Researchers involved in the current synthesis have been explicit that scientific communication around extreme weather remains an area of active work. The specific temptation to attribute any dramatic storm to climate change — a pattern sometimes described as "overattribution" — can undermine scientific credibility and confuse public understanding. At the same time, underclaiming — treating climate change as irrelevant to specific events where attribution evidence supports its role — can also undermine the public policy case for action. Navigating between these risks requires sustained attention to how research is communicated, and to the specific partnerships between scientists, journalists, and communicators that translate research into public understanding.
Looking Ahead
The findings released today will be added to the growing body of evidence on climate change and extreme weather that informs both scientific understanding and practical response. Additional research is continuing across many fronts, including work on specific types of storms and regions, on the interaction between climate change and other drivers of extreme weather, on specific aspects of attribution methodology, and on projections under different emission scenarios. The science is becoming increasingly sharp, and the implications for policy and practice are becoming correspondingly clearer.

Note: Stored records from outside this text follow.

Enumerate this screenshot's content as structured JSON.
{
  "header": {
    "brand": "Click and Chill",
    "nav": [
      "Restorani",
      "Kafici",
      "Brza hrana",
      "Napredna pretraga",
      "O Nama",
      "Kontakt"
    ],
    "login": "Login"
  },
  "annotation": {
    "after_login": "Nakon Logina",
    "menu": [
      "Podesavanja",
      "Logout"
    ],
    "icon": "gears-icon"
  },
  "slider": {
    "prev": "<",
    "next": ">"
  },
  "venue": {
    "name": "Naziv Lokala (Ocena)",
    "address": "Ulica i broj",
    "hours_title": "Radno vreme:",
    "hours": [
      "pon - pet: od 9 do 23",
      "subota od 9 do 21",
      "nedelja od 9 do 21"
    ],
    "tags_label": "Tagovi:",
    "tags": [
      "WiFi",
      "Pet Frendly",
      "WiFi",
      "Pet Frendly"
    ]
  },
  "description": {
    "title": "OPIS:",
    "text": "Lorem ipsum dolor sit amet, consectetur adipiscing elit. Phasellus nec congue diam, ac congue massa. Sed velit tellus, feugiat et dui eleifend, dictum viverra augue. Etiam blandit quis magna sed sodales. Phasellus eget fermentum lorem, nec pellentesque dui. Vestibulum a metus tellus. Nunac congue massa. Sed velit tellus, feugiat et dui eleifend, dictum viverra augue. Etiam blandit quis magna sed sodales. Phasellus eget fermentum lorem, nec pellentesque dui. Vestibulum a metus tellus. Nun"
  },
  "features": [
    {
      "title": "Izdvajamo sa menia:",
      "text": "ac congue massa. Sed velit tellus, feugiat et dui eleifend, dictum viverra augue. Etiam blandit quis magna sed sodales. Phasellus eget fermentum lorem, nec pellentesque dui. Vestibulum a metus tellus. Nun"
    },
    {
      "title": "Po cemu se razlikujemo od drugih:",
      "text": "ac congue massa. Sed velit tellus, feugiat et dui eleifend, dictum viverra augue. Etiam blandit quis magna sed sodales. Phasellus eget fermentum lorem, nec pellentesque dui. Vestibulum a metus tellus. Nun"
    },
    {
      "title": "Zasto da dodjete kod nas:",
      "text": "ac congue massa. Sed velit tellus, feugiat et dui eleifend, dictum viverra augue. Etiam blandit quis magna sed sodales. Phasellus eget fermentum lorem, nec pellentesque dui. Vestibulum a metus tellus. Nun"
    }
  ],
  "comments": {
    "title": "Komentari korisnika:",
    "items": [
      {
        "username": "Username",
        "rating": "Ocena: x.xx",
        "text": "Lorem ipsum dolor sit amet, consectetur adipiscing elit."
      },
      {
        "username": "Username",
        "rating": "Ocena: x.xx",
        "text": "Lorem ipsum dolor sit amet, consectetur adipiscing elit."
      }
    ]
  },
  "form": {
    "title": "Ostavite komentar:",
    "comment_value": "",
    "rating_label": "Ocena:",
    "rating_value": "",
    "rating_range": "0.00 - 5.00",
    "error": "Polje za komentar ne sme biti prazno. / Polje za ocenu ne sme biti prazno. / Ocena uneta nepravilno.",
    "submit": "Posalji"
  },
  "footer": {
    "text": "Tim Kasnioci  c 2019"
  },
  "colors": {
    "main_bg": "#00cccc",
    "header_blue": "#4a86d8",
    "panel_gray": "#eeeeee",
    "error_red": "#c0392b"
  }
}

The specific actions that follow from the research — in terms of adaptation investment, emissions reduction, and the continued integration of climate considerations into decision-making across multiple sectors — will be shaped by political, economic, and social processes that extend well beyond the scientific community. But the scientific foundation on which those processes rest is now stronger and more specific than it has been, and the research released today contributes meaningfully to that foundation.
For communities that have experienced major storms in recent years, the findings give specific scientific context to events that have shaped their lives. For communities that have not yet experienced such storms but that may face them in the future, the research is both a warning and a guide to the preparations that would be prudent. For policymakers, it is a further call to the action that the cumulative evidence increasingly demands.
The relationship between climate change and storm intensity has been clear in broad outline for some time. What today's research adds is a specific and detailed picture that makes the outline sharper and the implications clearer. Whether that sharper picture produces a more decisive response remains to be seen, but the scientific case is as clear as it has ever been.